While the public health risks of institutions have always existed, few people paid attention to these risks prior to COVID-19 despite warnings from some researchers and advocates about the frequency and severity of infectious disease outbreaks in institutions.
But because of its larger scale and publicity, the COVID-19 pandemic provides new, impossible-to-ignore evidence that unjustified institutionalization is not only discriminatory but also dangerous to the health and lives of people with disabilities and older adults.
This Note suggests that the COVID-19 experience offers a new basis on which to clarify and strengthen existing interpretations of the Olmstead fundamental alteration framework. It is the first analysis to address the inconsistency between courts’ interpretations of this framework and the reality of what an “effectively working plan” or “waiting list that move[s] at a reasonable pace”
would actually look like in the context of the public health risks in institutions. In light of the new evidence that the COVID-19 pandemic provides on these risks, this Note argues that the Department of Justice (DOJ) should use its regulatory authority over the ADA to promulgate new regulations that clarify and strengthen the fundamental alteration standards in order to broaden access to Medicaid HCBS.
Part I describes the current public health crisis in institutions and other congregate care settings, which is more apparent than ever during COVID-19 but has long been a risk of institutionalization in the United States. It also provides background on why and how the Medicaid statute and regulations limit access to HCBS and leave many people with few alternatives to institutionalization. Part II explores the legal structures that failed to prevent the COVID-19 crisis in institutions.
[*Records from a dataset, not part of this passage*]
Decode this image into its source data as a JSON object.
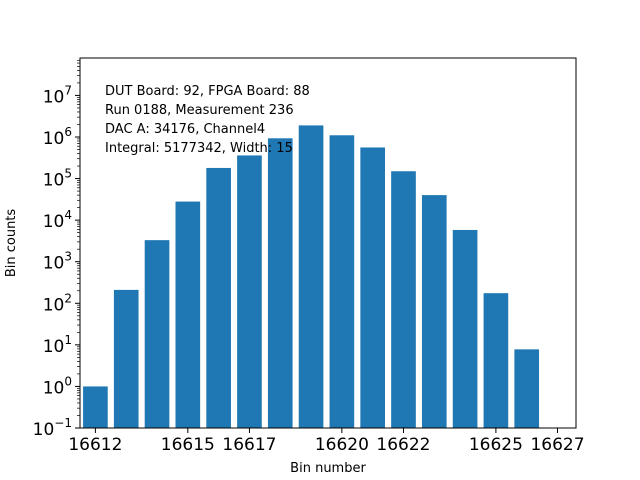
{
  "chart_data": {
    "type": "bar",
    "title": "",
    "xlabel": "Bin number",
    "ylabel": "Bin counts",
    "yscale": "log",
    "ylim_exp": [
      -1,
      7.9
    ],
    "xlim": [
      16611.5,
      16627.6
    ],
    "xticks": [
      16612,
      16615,
      16617,
      16620,
      16622,
      16625,
      16627
    ],
    "yticks_exp": [
      -1,
      0,
      1,
      2,
      3,
      4,
      5,
      6,
      7
    ],
    "bar_color": "#1f77b4",
    "x": [
      16612,
      16613,
      16614,
      16615,
      16616,
      16617,
      16618,
      16619,
      16620,
      16621,
      16622,
      16623,
      16624,
      16625,
      16626
    ],
    "values": [
      1,
      210,
      3300,
      28000,
      180000,
      360000,
      930000,
      1900000,
      1100000,
      560000,
      150000,
      40000,
      5800,
      175,
      7.8
    ],
    "annotations": [
      "DUT Board: 92, FPGA Board: 88",
      "Run 0188, Measurement 236",
      "DAC A: 34176, Channel4",
      "Integral: 5177342, Width: 15"
    ],
    "grid": false,
    "legend": "none"
  }
}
It explains the statutory and regulatory framework for the right to services in an integrated setting, describes judicial interpretations of the right to services in an integrated setting, and argues that the COVID-19 crisis exposes the Olmstead fundamental alteration framework’s failure to account for the public health risks of institutionalization. Part III argues that a regulatory approach to strengthening the fundamental alteration framework is superior to attempting to do so through litigation because of agencies’ authority, expertise, and motivation on this issue, especially in the Biden Administration. It also proposes substantive ideas for regulations that DOJ might consider for strengthening each of the fundamental alteration framework elements, such as requiring separate analyses for the “effectively working plan” and “reasonable pace” elements and devising a formula for calculating whether the pace of waiting list movement is “reasonable” in any given state or program.